Событие ID 108 в журнале GroupPolicy указывает на ошибку применения политики. Событие ID 1022 в MsiInstaller — на ошибку установки MSI.

Ручная проверка установки

Убедитесь, что приложение присутствует в реестре:

HKLM\SOFTWARE\Microsoft\Windows\CurrentVersion\Uninstall\{GUID}

Или через PowerShell:

Get-WmiObject -Class Win32_Product | Where-Object { $_.Name -like '*MIKO CTI*' }

Обновление приложения

Обновление через GPO (Upgrade)

Скопируйте новый MSI-пакет в папку новой версии:
```
\\fileserver\Distrib\MikoCTI\MIKO CTI 4.9.241.msi
```
Откройте GPO в редакторе и перейдите к разделу Software installation
Создайте новый пакет (аналогично разделу Настройка Software Installation)
Откройте свойства нового пакета → вкладка Upgrades
Нажмите Добавить и укажите предыдущий пакет MIKO CTI 4.9.226
Установите флаг Required upgrade for existing packages для принудительного обновления
Нажмите OK и закройте редактор GPO

Новый и старый пакеты должны иметь разные коды UpgradeCode или ProductCode в MSI, чтобы механизм Upgrade сработал корректно. Уточните у разработчика приложения.

Обновление через замену пакета (Redeploy)

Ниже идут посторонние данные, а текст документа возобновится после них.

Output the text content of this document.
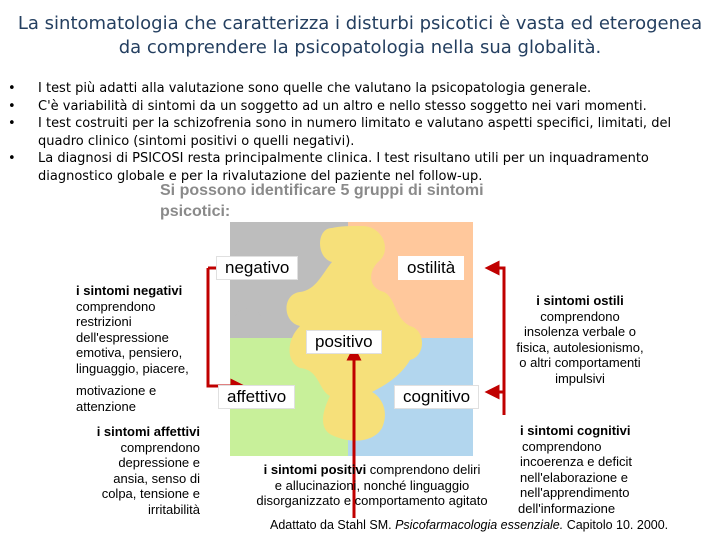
La sintomatologia che caratterizza i disturbi psicotici è vasta ed eterogenea
da comprendere la psicopatologia nella sua globalità.
• I test più adatti alla valutazione sono quelle che valutano la psicopatologia generale.
• C'è variabilità di sintomi da un soggetto ad un altro e nello stesso soggetto nei vari momenti.
• I test costruiti per la schizofrenia sono in numero limitato e valutano aspetti specifici, limitati, del quadro clinico (sintomi positivi o quelli negativi).
• La diagnosi di PSICOSI resta principalmente clinica. I test risultano utili per un inquadramento diagnostico globale e per la rivalutazione del paziente nel follow-up.
Si possono identificare 5 gruppi di sintomi
psicotici:
negativo	ostilità
positivo
affettivo	cognitivo
i sintomi negativi
comprendono
restrizioni
dell'espressione
emotiva, pensiero,
linguaggio, piacere,
motivazione e
attenzione
i sintomi affettivi
comprendono
depressione e
ansia, senso di
colpa, tensione e
irritabilità
i sintomi ostili
comprendono
insolenza verbale o
fisica, autolesionismo,
o altri comportamenti
impulsivi
i sintomi cognitivi
comprendono
incoerenza e deficit
nell'elaborazione e
nell'apprendimento
dell'informazione
i sintomi positivi comprendono deliri
e allucinazioni, nonché linguaggio
disorganizzato e comportamento agitato
Adattato da Stahl SM. Psicofarmacologia essenziale. Capitolo 10. 2000.
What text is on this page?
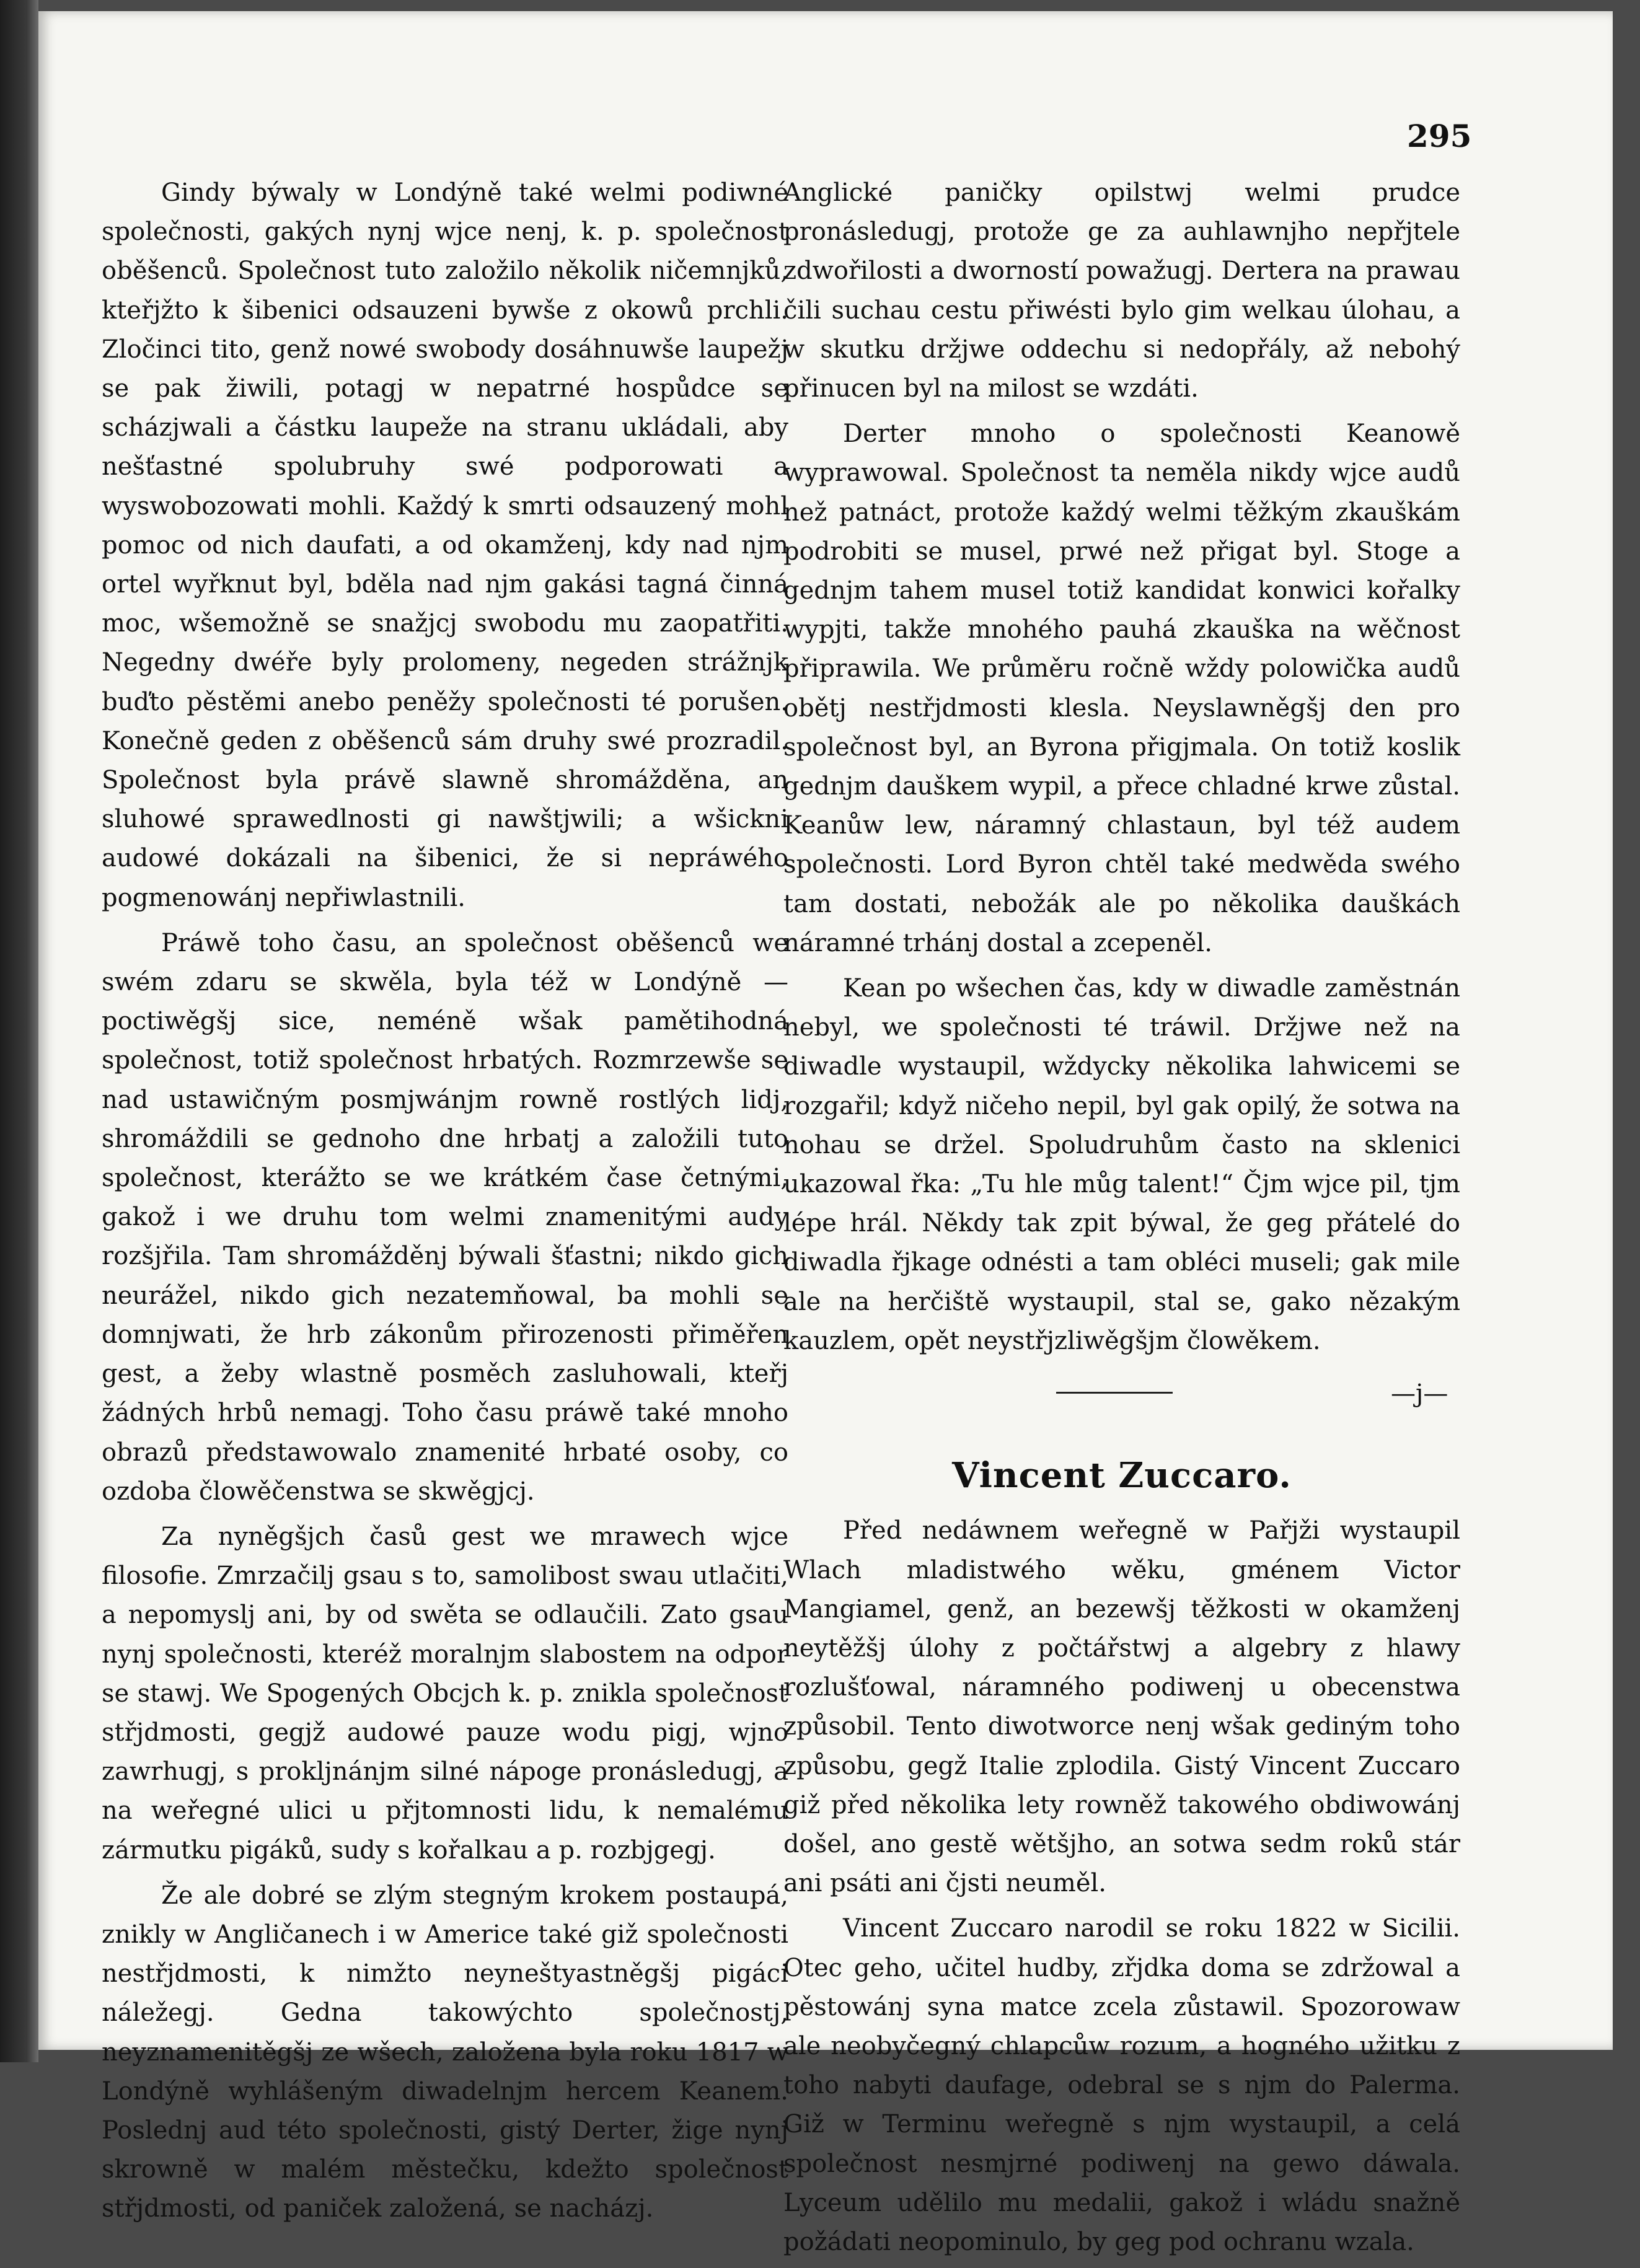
295

Gindy býwaly w Londýně také welmi podiwné společnosti, gakých nynj wjce nenj, k. p. společnost oběšenců. Společnost tuto založilo několik ničemnjků, kteřjžto k šibenici odsauzeni bywše z okowů prchli. Zločinci tito, genž nowé swobody dosáhnuwše laupežj se pak žiwili, potagj w nepatrné hospůdce se scházjwali a částku laupeže na stranu ukládali, aby nešťastné spolubruhy swé podporowati a wyswobozowati mohli. Každý k smrti odsauzený mohl pomoc od nich daufati, a od okamženj, kdy nad njm ortel wyřknut byl, bděla nad njm gakási tagná činná moc, wšemožně se snažjcj swobodu mu zaopatřiti. Negedny dwéře byly prolomeny, negeden strážnjk buďto pěstěmi anebo peněžy společnosti té porušen. Konečně geden z oběšenců sám druhy swé prozradil. Společnost byla právě slawně shromážděna, an sluhowé sprawedlnosti gi nawštjwili; a wšickni audowé dokázali na šibenici, že si nepráwého pogmenowánj nepřiwlastnili.

Práwě toho času, an společnost oběšenců we swém zdaru se skwěla, byla též w Londýně — poctiwěgšj sice, neméně wšak pamětihodná společnost, totiž společnost hrbatých. Rozmrzewše se nad ustawičným posmjwánjm rowně rostlých lidj, shromáždili se gednoho dne hrbatj a založili tuto společnost, kterážto se we krátkém čase četnými, gakož i we druhu tom welmi znamenitými audy rozšjřila. Tam shromážděnj býwali šťastni; nikdo gich neurážel, nikdo gich nezatemňowal, ba mohli se domnjwati, že hrb zákonům přirozenosti přiměřen gest, a žeby wlastně posměch zasluhowali, kteřj žádných hrbů nemagj. Toho času práwě také mnoho obrazů předstawowalo znamenité hrbaté osoby, co ozdoba člowěčenstwa se skwěgjcj.

Za nyněgšjch časů gest we mrawech wjce filosofie. Zmrzačilj gsau s to, samolibost swau utlačiti, a nepomyslj ani, by od swěta se odlaučili. Zato gsau nynj společnosti, kteréž moralnjm slabostem na odpor se stawj. We Spogených Obcjch k. p. znikla společnost střjdmosti, gegjž audowé pauze wodu pigj, wjno zawrhugj, s prokljnánjm silné nápoge pronásledugj, a na weřegné ulici u přjtomnosti lidu, k nemalému zármutku pigáků, sudy s kořalkau a p. rozbjgegj.

Že ale dobré se zlým stegným krokem postaupá, znikly w Angličanech i w Americe také giž společnosti nestřjdmosti, k nimžto neyneštyastněgšj pigáci náležegj. Gedna takowýchto společnostj, neyznamenitěgšj ze wšech, založena byla roku 1817 w Londýně wyhlášeným diwadelnjm hercem Keanem. Poslednj aud této společnosti, gistý Derter, žige nynj skrowně w malém městečku, kdežto společnost střjdmosti, od paniček založená, se nacházj.

Anglické paničky opilstwj welmi prudce pronásledugj, protože ge za auhlawnjho nepřjtele zdwořilosti a dworností powažugj. Dertera na prawau čili suchau cestu přiwésti bylo gim welkau úlohau, a w skutku držjwe oddechu si nedopřály, až nebohý přinucen byl na milost se wzdáti.

Derter mnoho o společnosti Keanowě wyprawowal. Společnost ta neměla nikdy wjce audů než patnáct, protože každý welmi těžkým zkauškám podrobiti se musel, prwé než přigat byl. Stoge a gednjm tahem musel totiž kandidat konwici kořalky wypjti, takže mnohého pauhá zkauška na wěčnost připrawila. We průměru ročně wždy polowička audů obětj nestřjdmosti klesla. Neyslawněgšj den pro společnost byl, an Byrona přigjmala. On totiž koslik gednjm dauškem wypil, a přece chladné krwe zůstal. Keanůw lew, náramný chlastaun, byl též audem společnosti. Lord Byron chtěl také medwěda swého tam dostati, nebožák ale po několika dauškách náramné trhánj dostal a zcepeněl.

Kean po wšechen čas, kdy w diwadle zaměstnán nebyl, we společnosti té tráwil. Držjwe než na diwadle wystaupil, wždycky několika lahwicemi se rozgařil; když ničeho nepil, byl gak opilý, že sotwa na nohau se držel. Spoludruhům často na sklenici ukazowal řka: „Tu hle můg talent!“ Čjm wjce pil, tjm lépe hrál. Někdy tak zpit býwal, že geg přátelé do diwadla řjkage odnésti a tam obléci museli; gak mile ale na herčiště wystaupil, stal se, gako nězakým kauzlem, opět neystřjzliwěgšjm člowěkem.

—j—
Vincent Zuccaro.

Před nedáwnem weřegně w Pařjži wystaupil Wlach mladistwého wěku, gménem Victor Mangiamel, genž, an bezewšj těžkosti w okamženj neytěžšj úlohy z počtářstwj a algebry z hlawy rozlušťowal, náramného podiwenj u obecenstwa způsobil. Tento diwotworce nenj wšak gediným toho způsobu, gegž Italie zplodila. Gistý Vincent Zuccaro giž před několika lety rowněž takowého obdiwowánj došel, ano gestě wětšjho, an sotwa sedm roků stár ani psáti ani čjsti neuměl.

Vincent Zuccaro narodil se roku 1822 w Sicilii. Otec geho, učitel hudby, zřjdka doma se zdržowal a pěstowánj syna matce zcela zůstawil. Spozorowaw ale neobyčegný chlapcůw rozum, a hogného užitku z toho nabyti daufage, odebral se s njm do Palerma. Giž w Terminu weřegně s njm wystaupil, a celá společnost nesmjrné podiwenj na gewo dáwala. Lyceum udělilo mu medalii, gakož i wládu snažně požádati neopominulo, by geg pod ochranu wzala.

Если GUID пакета не изменился, можно выполнить повторное развертывание существующего пакета:

В разделе Software installation щёлкните ПКМ на пакете
Выберите All Tasks → Redeploy application
Подтвердите операцию. Политика переустановит приложение на всех целевых компьютерах

Удаление приложения

Для удаления приложения со всех компьютеров через GPO:

Откройте GPO в редакторе
В разделе Software installation щёлкните ПКМ на пакете MIKO CTI
Выберите All Tasks → Remove
В диалоге выберите метод удаления:
- Immediately uninstall. Приложение будет удалено при следующем применении GPO (рекомендуется)
- Allow users to continue. Пользователи сохраняют доступ, но новые установки не выполняются
Нажмите OK. Применение вступит в силу после gpupdate /force или перезагрузки

Часто задаваемые вопросы

GPO применяется, но приложение не устанавливается

Убедитесь, что MSI-файл доступен с клиентской машины под учётной записью System. Проверьте UNC-путь и права на папку (Domain Computers — Read). Проверьте журнал MsiInstaller.

Установка завершается ошибкой 1603

Ошибка 1603 — общая ошибка установки MSI. Изучите детальный лог: msiexec /i package.msi /qn /l*v C:\install.log. Наиболее частые причины: конфликт версий, недостаток прав, неудовлетворённые зависимости.

Политика не применяется к конкретному компьютеру

Убедитесь, что компьютер находится в нужной OU, входит в группу, указанную в Security Filtering, и что нет блокировки наследования политик (Block Inheritance) на уровне OU.

Как развернуть приложение только для части пользователей на одном ПК?

Это невозможно средствами GPO Computer Configuration. Используйте User Configuration или управляйте доступом через ярлык приложения и разрешения файловой системы на исполняемый файл.